Mr. Cheeryble hatte natürlich keine Ahnung, was in seinem jungen Freunde vorging; er erteilte ihm sofort die nötige Vollmacht und gab ihm Anweisungen für seinen ersten Besuch, den er am nächsten Morgen abzustatten haben würde. Nikolas verpflichtete sich zur strengsten Geheimhaltung und ging gedankenvoll heim.

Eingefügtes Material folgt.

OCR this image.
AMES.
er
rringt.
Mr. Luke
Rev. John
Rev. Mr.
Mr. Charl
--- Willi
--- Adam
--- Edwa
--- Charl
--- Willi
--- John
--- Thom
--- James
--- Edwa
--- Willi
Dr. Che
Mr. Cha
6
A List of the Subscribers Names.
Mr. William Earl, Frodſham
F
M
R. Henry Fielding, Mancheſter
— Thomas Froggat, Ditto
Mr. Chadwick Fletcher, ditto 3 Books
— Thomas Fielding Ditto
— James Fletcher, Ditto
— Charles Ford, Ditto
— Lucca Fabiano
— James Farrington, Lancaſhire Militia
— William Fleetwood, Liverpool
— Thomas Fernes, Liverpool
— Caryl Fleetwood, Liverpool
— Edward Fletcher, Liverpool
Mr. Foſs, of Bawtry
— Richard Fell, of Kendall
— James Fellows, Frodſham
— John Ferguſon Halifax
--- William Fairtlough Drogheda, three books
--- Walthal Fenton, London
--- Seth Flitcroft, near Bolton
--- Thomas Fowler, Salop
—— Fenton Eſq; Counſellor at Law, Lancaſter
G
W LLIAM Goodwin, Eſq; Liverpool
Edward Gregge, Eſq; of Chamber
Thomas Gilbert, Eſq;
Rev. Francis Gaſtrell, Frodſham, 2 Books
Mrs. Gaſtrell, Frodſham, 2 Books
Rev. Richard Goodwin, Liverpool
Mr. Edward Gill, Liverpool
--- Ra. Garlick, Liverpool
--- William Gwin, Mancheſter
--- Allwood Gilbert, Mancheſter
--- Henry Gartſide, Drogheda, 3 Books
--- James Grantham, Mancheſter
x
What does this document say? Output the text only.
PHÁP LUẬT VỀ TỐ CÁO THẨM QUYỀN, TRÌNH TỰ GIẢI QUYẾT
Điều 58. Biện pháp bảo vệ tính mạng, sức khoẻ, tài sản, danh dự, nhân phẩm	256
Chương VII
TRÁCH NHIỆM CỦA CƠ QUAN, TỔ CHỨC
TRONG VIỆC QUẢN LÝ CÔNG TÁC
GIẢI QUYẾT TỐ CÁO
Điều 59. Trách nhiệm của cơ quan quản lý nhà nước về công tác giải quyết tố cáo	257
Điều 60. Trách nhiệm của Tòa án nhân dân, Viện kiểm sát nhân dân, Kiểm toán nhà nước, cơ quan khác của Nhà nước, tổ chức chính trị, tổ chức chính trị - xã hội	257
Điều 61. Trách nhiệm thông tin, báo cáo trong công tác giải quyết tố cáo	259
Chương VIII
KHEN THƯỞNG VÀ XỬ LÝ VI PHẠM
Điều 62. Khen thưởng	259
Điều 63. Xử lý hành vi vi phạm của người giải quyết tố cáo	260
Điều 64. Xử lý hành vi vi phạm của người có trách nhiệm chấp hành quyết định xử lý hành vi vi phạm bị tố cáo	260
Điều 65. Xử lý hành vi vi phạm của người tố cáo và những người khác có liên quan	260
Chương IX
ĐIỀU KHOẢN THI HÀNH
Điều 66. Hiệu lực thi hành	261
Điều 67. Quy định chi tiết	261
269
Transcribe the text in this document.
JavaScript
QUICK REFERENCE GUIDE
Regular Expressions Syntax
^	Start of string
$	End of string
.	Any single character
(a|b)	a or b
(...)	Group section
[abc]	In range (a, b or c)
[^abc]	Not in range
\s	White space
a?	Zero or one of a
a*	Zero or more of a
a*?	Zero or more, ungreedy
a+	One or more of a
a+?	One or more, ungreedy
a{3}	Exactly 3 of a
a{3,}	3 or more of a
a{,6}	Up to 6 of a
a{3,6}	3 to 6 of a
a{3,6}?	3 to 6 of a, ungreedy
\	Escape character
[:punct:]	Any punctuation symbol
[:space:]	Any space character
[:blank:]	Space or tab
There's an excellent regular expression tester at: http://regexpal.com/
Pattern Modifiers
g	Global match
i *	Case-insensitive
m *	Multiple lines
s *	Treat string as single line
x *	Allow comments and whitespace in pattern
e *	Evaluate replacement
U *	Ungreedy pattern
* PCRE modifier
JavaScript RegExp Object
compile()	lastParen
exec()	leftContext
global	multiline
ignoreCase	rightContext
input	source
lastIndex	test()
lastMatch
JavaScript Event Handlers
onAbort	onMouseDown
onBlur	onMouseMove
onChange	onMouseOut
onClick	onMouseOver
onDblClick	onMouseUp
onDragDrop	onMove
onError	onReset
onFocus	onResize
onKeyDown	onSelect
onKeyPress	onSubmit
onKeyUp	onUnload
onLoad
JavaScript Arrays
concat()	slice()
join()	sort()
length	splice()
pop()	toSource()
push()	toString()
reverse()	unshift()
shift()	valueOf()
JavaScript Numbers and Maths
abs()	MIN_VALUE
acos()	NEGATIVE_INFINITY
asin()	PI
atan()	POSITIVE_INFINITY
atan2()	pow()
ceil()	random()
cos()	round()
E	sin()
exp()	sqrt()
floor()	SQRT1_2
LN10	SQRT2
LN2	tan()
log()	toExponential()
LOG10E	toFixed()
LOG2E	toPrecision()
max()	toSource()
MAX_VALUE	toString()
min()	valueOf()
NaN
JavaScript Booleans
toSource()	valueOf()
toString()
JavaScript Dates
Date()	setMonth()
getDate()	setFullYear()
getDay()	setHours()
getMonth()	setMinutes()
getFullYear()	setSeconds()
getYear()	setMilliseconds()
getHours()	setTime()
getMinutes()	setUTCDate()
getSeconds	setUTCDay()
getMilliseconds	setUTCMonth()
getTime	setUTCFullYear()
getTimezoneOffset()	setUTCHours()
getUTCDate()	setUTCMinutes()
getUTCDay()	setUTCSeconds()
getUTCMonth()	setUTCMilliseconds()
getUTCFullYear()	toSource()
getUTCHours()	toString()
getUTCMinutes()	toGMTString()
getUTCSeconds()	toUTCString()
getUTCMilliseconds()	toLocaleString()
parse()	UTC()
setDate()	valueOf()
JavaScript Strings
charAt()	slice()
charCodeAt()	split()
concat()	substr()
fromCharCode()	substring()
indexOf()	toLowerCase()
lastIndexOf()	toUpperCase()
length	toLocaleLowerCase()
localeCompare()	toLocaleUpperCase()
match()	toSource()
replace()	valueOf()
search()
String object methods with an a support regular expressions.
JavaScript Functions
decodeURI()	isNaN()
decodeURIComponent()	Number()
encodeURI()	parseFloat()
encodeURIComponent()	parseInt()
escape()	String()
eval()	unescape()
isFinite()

Das Haus, das ihm sein Prinzipal bezeichnet hatte, lag innerhalb des Bezirks des Kings-Bench-Gefängnisses, nicht weit vom Obelisken in St. Georges Fields. Dieser Bezirk ist eine Art Freihof, der sich an das Gefängnis anschließt, und umfaßt ein paar Dutzend Straßen, in denen Schuldner, die das Geld auftreiben können, um die Mieten zu bezahlen, wohnen dürfen – demselben weisen Gesetz zufolge, das einen Schuldner, der sich kein Geld zu verschaffen imstande ist, im Gefängnis ohne genügende Nahrung, gebührende Kleider, angemessene Wohnung und Heizung verschmachten läßt, während man für einen Verbrecher sorgfältig alles Nötige beistellt.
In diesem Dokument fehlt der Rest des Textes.